>I seize on a rare opportunity to disagree with Marvin. It is the case
> that southern protestant whites are more economically conservative
> than 'white ethnic' catholics from the northeast or midwest. But
> recently I've come across an interesting assertion. Thomas Edsall, in
> his great book about the backlash, says that before the 60s,
> working-class southern protestant whites were the third most
> left-leaning (on econonomics) constituency in the US (after blacks and
> jews); they were racially reactionary, but the country's most ardent
> new deal democrats otherwise. He says that during the conservative
> realignment in the 60s and 70s, where the republican party took in
> racial conservatives, such southern whites appear to have made an
> ideological conversion to free-market enthusiasm.
[...]
> Lastly- I do believe that pointing to populist fervor in the south and
> west is not very useful. Reading Hofstadter's age of reform shook me
> up on that--- the degree to which the populist crusade was the
> exclamation point at the end of an old society.
==============================
Nuances of difference at most, Jim.
I fully accept that Protestant whites in the open shop South are more economically conservative than the working class in the big cosmopolitan cities of the Northeast with their union traditions. That was an inevitable consequence of their movement to the Republicans for race reasons.
I don't know that it so much the case that they have "enthusiastically" embraced laissez-faire capitalism as that they have have experienced rapid growth throughout the region in the decades of Republican ascendency and have therefore not had cause to date to reject the party's economic program. These workers, in fact, tend to be social conservatives who are suspicious of Wall Street and the more affluent libertarian wing of the party which drives its economic policy.
I've noted the Democratic party bias of previous generations of Southern workers, and view their populist episodes as being part of this more progressive prior tradition.

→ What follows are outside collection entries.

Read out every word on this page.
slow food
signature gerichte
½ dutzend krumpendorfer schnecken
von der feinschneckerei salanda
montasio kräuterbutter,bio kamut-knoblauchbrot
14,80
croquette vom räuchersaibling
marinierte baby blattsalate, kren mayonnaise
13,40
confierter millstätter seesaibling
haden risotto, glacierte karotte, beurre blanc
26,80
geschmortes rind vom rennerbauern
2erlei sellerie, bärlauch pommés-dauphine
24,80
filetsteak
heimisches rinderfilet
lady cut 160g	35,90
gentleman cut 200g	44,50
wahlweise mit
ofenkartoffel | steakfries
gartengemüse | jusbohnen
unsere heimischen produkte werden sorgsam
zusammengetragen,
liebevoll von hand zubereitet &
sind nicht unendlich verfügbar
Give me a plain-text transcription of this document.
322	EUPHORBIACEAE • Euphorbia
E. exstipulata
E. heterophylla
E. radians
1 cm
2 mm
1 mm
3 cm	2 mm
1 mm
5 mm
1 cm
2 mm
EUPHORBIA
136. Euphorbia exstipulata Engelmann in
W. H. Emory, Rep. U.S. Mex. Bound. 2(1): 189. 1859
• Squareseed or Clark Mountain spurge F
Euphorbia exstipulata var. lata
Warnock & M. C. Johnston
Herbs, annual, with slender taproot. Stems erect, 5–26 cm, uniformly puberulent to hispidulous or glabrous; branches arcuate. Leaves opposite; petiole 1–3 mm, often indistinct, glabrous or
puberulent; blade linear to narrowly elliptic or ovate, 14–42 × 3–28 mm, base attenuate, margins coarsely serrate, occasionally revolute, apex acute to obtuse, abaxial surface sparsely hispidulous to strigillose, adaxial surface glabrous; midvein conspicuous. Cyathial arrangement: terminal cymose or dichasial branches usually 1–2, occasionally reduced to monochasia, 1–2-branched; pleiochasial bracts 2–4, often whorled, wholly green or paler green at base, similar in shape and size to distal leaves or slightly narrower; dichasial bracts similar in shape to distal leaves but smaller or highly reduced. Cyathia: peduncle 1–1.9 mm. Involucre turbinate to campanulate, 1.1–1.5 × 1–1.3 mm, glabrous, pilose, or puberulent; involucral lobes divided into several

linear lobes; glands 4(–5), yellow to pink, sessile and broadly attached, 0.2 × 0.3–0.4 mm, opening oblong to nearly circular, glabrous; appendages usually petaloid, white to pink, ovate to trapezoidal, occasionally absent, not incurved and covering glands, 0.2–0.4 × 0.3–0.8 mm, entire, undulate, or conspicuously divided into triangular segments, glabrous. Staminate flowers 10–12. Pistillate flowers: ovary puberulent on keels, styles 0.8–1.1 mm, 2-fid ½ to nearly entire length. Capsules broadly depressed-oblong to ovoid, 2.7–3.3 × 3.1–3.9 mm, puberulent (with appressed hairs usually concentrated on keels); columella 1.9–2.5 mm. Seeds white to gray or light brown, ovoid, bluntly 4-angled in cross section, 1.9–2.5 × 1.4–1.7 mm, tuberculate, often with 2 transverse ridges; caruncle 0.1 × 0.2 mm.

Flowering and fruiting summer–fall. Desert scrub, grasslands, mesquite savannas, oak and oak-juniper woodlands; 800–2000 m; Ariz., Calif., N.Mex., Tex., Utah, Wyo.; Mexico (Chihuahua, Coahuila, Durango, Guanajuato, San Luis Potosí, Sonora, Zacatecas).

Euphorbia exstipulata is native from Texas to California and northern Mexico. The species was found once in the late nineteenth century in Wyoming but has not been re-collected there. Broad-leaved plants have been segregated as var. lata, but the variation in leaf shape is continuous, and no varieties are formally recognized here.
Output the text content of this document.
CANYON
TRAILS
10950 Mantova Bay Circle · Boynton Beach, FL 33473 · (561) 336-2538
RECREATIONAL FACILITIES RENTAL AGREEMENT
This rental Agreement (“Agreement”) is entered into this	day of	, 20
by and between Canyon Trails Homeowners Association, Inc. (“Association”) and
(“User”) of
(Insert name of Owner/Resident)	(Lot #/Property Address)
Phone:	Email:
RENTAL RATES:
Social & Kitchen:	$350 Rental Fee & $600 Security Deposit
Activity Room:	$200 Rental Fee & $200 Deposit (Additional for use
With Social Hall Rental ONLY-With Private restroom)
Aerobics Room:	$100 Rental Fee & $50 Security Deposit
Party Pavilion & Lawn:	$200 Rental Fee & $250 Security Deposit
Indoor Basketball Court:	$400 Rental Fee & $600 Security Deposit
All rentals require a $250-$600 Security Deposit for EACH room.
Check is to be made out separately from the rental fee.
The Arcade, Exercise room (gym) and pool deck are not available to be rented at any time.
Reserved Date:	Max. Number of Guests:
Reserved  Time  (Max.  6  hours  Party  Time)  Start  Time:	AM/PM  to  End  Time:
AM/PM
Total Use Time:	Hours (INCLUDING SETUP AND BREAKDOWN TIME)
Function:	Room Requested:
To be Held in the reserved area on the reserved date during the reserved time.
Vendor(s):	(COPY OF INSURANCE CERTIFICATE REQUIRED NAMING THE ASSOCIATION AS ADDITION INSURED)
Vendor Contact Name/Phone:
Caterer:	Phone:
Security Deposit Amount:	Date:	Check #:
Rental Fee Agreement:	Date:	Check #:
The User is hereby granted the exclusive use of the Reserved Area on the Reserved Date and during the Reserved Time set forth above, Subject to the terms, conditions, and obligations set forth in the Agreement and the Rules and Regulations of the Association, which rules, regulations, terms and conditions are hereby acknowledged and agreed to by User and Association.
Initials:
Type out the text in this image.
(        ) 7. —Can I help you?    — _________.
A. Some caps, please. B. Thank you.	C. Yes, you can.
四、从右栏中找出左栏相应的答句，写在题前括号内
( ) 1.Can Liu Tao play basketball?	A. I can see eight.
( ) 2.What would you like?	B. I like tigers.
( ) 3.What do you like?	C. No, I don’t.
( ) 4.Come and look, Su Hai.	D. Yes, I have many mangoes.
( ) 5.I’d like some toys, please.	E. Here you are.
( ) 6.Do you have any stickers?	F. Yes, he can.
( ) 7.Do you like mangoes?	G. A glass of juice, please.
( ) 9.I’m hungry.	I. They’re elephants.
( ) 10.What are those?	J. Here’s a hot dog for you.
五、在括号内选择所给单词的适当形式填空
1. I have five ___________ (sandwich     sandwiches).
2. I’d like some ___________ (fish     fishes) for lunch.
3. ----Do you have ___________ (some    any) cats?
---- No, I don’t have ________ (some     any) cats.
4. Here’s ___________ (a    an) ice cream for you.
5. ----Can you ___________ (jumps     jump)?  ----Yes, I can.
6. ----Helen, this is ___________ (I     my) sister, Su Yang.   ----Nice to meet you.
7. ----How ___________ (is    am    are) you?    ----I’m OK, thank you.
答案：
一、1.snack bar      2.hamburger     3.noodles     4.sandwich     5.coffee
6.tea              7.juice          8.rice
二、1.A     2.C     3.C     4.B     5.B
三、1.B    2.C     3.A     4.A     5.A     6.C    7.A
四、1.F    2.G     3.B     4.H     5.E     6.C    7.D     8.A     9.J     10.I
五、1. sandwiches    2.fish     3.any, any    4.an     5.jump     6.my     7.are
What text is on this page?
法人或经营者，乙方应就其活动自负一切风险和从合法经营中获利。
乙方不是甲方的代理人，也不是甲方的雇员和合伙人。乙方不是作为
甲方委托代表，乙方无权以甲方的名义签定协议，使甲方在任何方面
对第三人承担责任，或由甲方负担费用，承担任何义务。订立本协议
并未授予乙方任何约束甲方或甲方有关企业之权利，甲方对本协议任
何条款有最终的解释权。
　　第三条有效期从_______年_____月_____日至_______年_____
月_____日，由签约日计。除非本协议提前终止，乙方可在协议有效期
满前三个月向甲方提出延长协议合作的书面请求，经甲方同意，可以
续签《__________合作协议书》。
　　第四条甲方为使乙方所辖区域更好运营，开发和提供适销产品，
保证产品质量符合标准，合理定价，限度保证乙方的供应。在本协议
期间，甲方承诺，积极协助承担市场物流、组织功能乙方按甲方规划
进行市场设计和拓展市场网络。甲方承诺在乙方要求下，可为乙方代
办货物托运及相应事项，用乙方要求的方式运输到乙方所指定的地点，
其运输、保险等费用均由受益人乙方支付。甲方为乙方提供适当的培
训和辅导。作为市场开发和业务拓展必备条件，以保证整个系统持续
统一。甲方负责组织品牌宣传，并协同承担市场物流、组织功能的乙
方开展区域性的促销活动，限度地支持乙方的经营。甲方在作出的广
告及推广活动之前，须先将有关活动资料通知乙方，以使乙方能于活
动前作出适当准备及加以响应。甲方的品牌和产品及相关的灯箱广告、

In general, there's always been an uneasy tension between the gainfully employed part of the working class in all countries and the unemployed "lumpenproletariat", one which transcends religious affiliations. The work ethic is not a strictly Protestant thing, as I tried to illustrate with reference to Catholic workers who support the Democrats and their more interventionist economic policies but who still disdain the non-working poor, especially in the non-white communities, as "welfare bums".